第92話

「あーあーあー。こんなものかな?」


 アッシュの腹部を貫いたまま、ミリンは薄く笑いながら語りだす。


「おっ――――ダメか……反応が鈍いな……やはり上手くいかんな」


 勢い良く腕を抜き、鮮血が散る。


 アッシュは地に崩れ落ち、その顔を苦痛に歪めながらミリンの顔を見上げる。


「眷属の遠隔操作と言ってね……あまり使い慣れてはいないんだがね」


「――――ジャービスッ!!」


 頭部を吹き飛ばされた筈の吸血鬼はその頭を再生しながらゆっくりとアッシュに歩み寄る。


「『鋼星キュクロプス』か……随分と厄介だな。銀の剣とは……まさしく吸血鬼にとっての天敵じゃないか」


 吸血鬼の弱点のひとつである銀で頭部を破壊されたにも関わらず、天敵だと宣い賞賛の声を送る。

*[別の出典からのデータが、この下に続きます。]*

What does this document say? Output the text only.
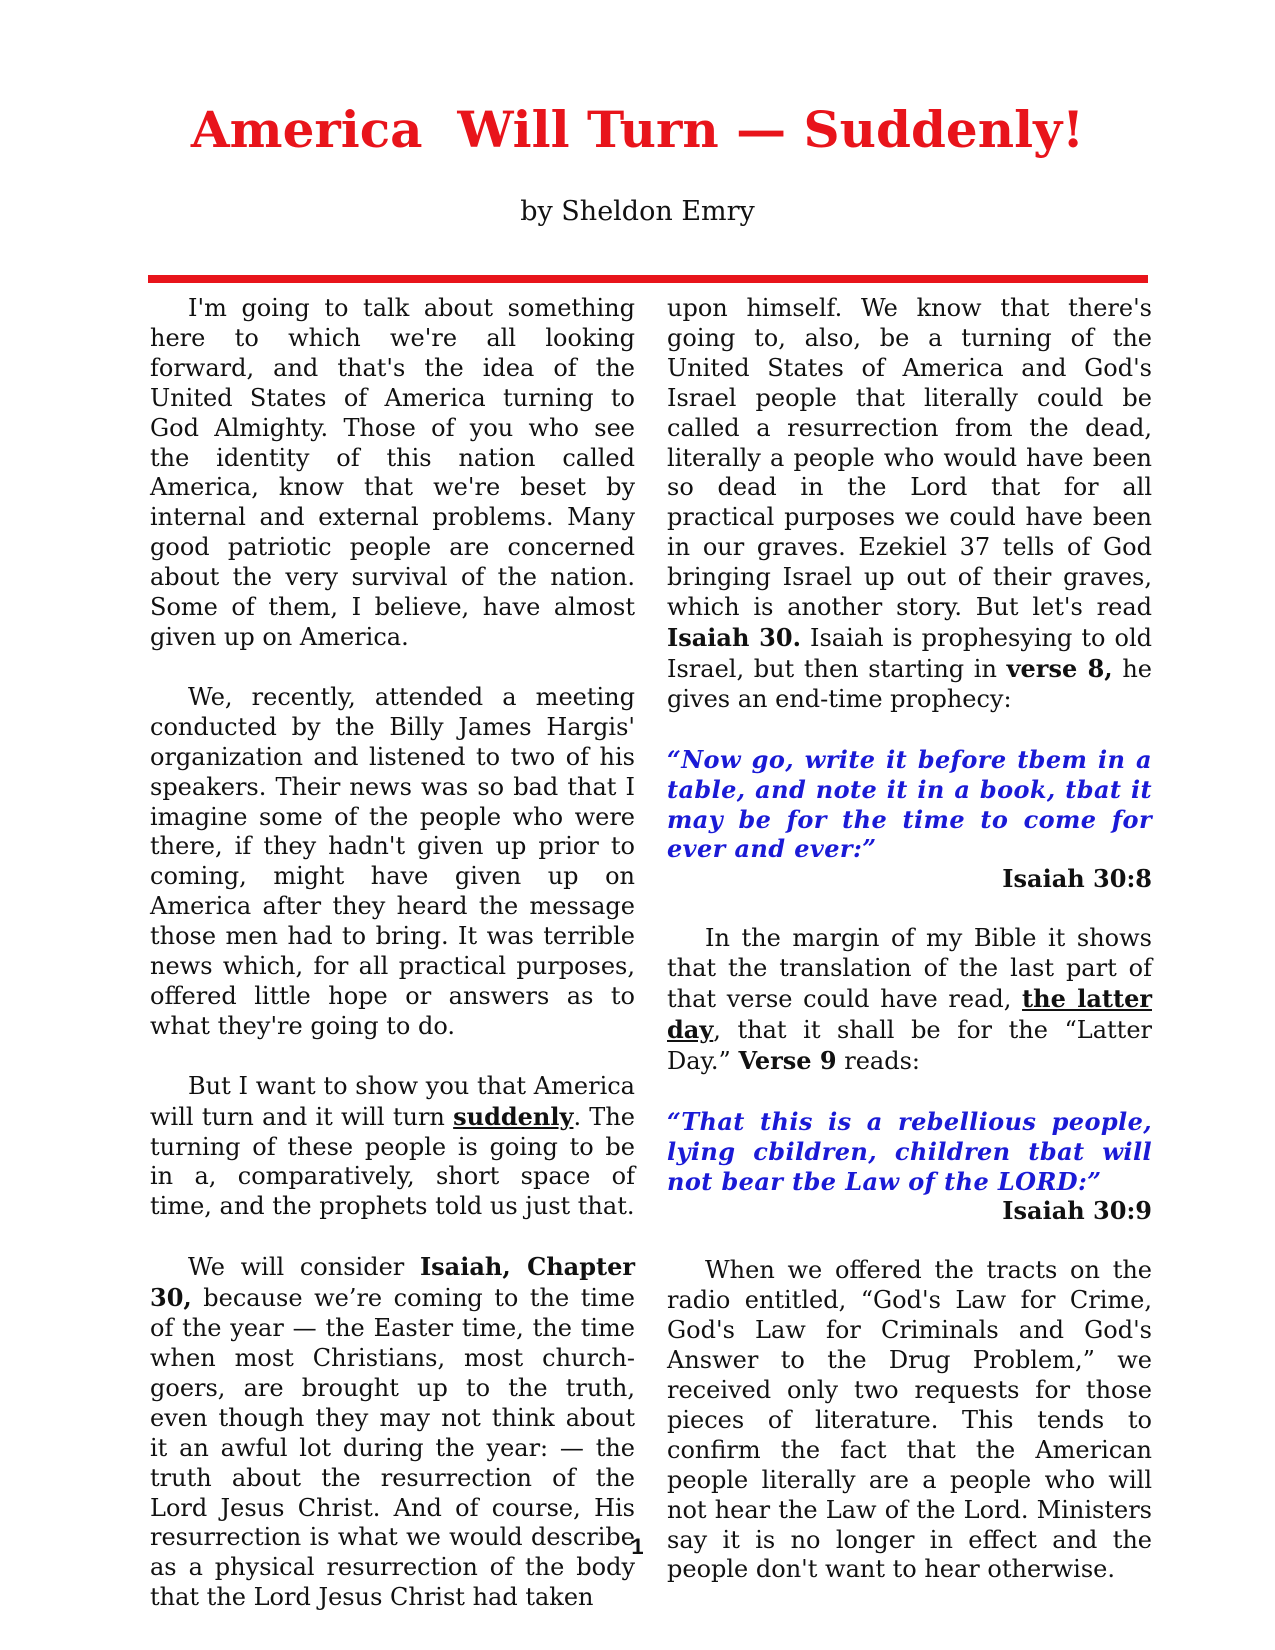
America  Will Turn — Suddenly!
by Sheldon Emry

I'm going to talk about something here to which we're all looking forward, and that's the idea of the United States of America turning to God Almighty. Those of you who see the identity of this nation called America, know that we're beset by internal and external problems. Many good patriotic people are concerned about the very survival of the nation. Some of them, I believe, have almost given up on America.

We, recently, attended a meeting conducted by the Billy James Hargis' organization and listened to two of his speakers. Their news was so bad that I imagine some of the people who were there, if they hadn't given up prior to coming, might have given up on America after they heard the message those men had to bring. It was terrible news which, for all practical purposes, offered little hope or answers as to what they're going to do.

But I want to show you that America will turn and it will turn suddenly. The turning of these people is going to be in a, comparatively, short space of time, and the prophets told us just that.

We will consider Isaiah, Chapter 30, because we’re coming to the time of the year — the Easter time, the time when most Christians, most church-goers, are brought up to the truth, even though they may not think about it an awful lot during the year: — the truth about the resurrection of the Lord Jesus Christ. And of course, His resurrection is what we would describe as a physical resurrection of the body that the Lord Jesus Christ had taken

upon himself. We know that there's going to, also, be a turning of the United States of America and God's Israel people that literally could be called a resurrection from the dead, literally a people who would have been so dead in the Lord that for all practical purposes we could have been in our graves. Ezekiel 37 tells of God bringing Israel up out of their graves, which is another story. But let's read Isaiah 30. Isaiah is prophesying to old Israel, but then starting in verse 8, he gives an end-time prophecy:

“Now go, write it before tbem in a table, and note it in a book, tbat it may be for the time to come for ever and ever:”

Isaiah 30:8

In the margin of my Bible it shows that the translation of the last part of that verse could have read, the latter day, that it shall be for the “Latter Day.” Verse 9 reads:

“That this is a rebellious people, lying cbildren, children tbat will not bear tbe Law of the LORD:”

Isaiah 30:9

When we offered the tracts on the radio entitled, “God's Law for Crime, God's Law for Criminals and God's Answer to the Drug Problem,” we received only two requests for those pieces of literature. This tends to confirm the fact that the American people literally are a people who will not hear the Law of the Lord. Ministers say it is no longer in effect and the people don't want to hear otherwise.

1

「何故……生きている……ッ!? ミリンに何をしたッ!!」


「そう興奮するな、そんなに血を流しているというのに」


 やれやれと呆れた口調でアッシュの側で屈み込み、その傷口を優しく手で抑え付ける。


「ああ、ああ、勿体無い。強い者の血は出来る限り無駄にしたく無いというのに……」


「――――うっ!?」


「さて……質問に答えようか。まずは彼女について聞きたいだろう?」


 呆然と立ち尽くすミリンの姿を一瞥し答える。


「血から流れる彼女の記憶から君の姿を垣間見てな、これは是非とも使えると思い特別にある程度の知性を残したのだよ」


「……彼女は……無事なのか……?」


「無事と言えば無事だな。彼女は最早私の眷属だ。ミリンの全てを掌握していると聞けば聞こえは悪いが、君が私の眷属に――――」


 アッシュを前にして完全に警戒を解いているジャービス。


 その言葉を遮る様にしてアッシュの創造した銀の剣がもう一度ジャービスの頭部を粉砕する。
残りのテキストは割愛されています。